Ich kannte ihn. Tim Hettrich. Schon zwanzig Jahre bei der Truppe und einer unserer Besten. Aber er und Conklin hatten eine Fehde laufen, die mit Conklins Versetzung zur Mordkommission angefangen hatte. Ich konnte mir gut vorstellen, dass die beiden einander von Herzen hassten.
»Conklin ist von einer Giftschlange gebissen worden.«
»Da drin liegt ein verletzter Kollege , Sergeant. Wir gehen rein.«
Nachdem Conklin auf die Tragbahre geschnallt worden war, ging ich zu Norma Johnson, die immer noch gefesselt am Boden lag. Ihr Gesicht war angeschwollen, und sie blutete aus der Nase, aber ich hatte das Gefühl, dass sie, wenn jetzt eine Schlange aus der Speisekammer gekrochen käme und sie beißen würde, vor Freude gejubelt hätte.
Vielleicht wollte sie ja so sterben, wie ihr Vater gestorben war.
Einerseits hoffte ich, dass ihr Wunsch in Erfüllung ging, aber meine eher rationale Seite wollte hören, was sie zu erzählen hatte.
Ich wollte wissen, was Norma Johnson wem angetan hatte und warum. Und dann sollte der Staat ihr den Prozess machen, sie verurteilen und das Todesurteil vollstrecken.
Ich stellte mich mit gespreizten Beinen über Norma Johnson auf und las ihr ihre Rechte vor.

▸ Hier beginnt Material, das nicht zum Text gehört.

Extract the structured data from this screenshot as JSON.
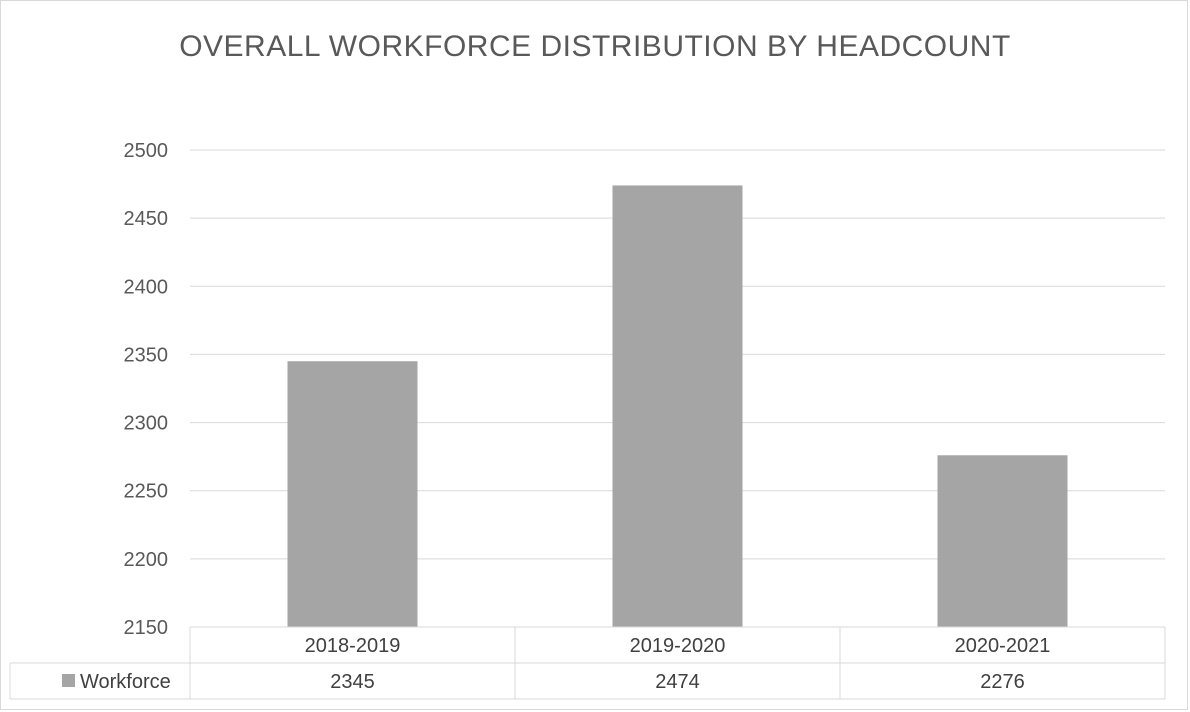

»Du hast das Recht, die Aussage zu verweigern, du widerliches,
feiges Stück«, sagte ich. »Alles, was du sagst, kann und wird verdammt nochmal vor Gericht gegen dich verwendet werden. Du hast das Recht, dir einen Rechtsanwalt zu nehmen, falls du einen findest, der schleimig genug ist, um dich zu verteidigen. Falls du dir keinen Rechtsbeistand leisten kannst, dann stellt der Bundesstaat Kalifornien dir einen zur Verfügung. Das machen wir sogar für Abschaum wie dich. Hast du das kapiert, Pet Girl?«
Sie blickte mich lächelnd an.
Ich packte sie an den Handschellen und rüttelte, sodass der Schmerz in ihre ausgekugelte Schulter fuhr und sie laut aufkreischte.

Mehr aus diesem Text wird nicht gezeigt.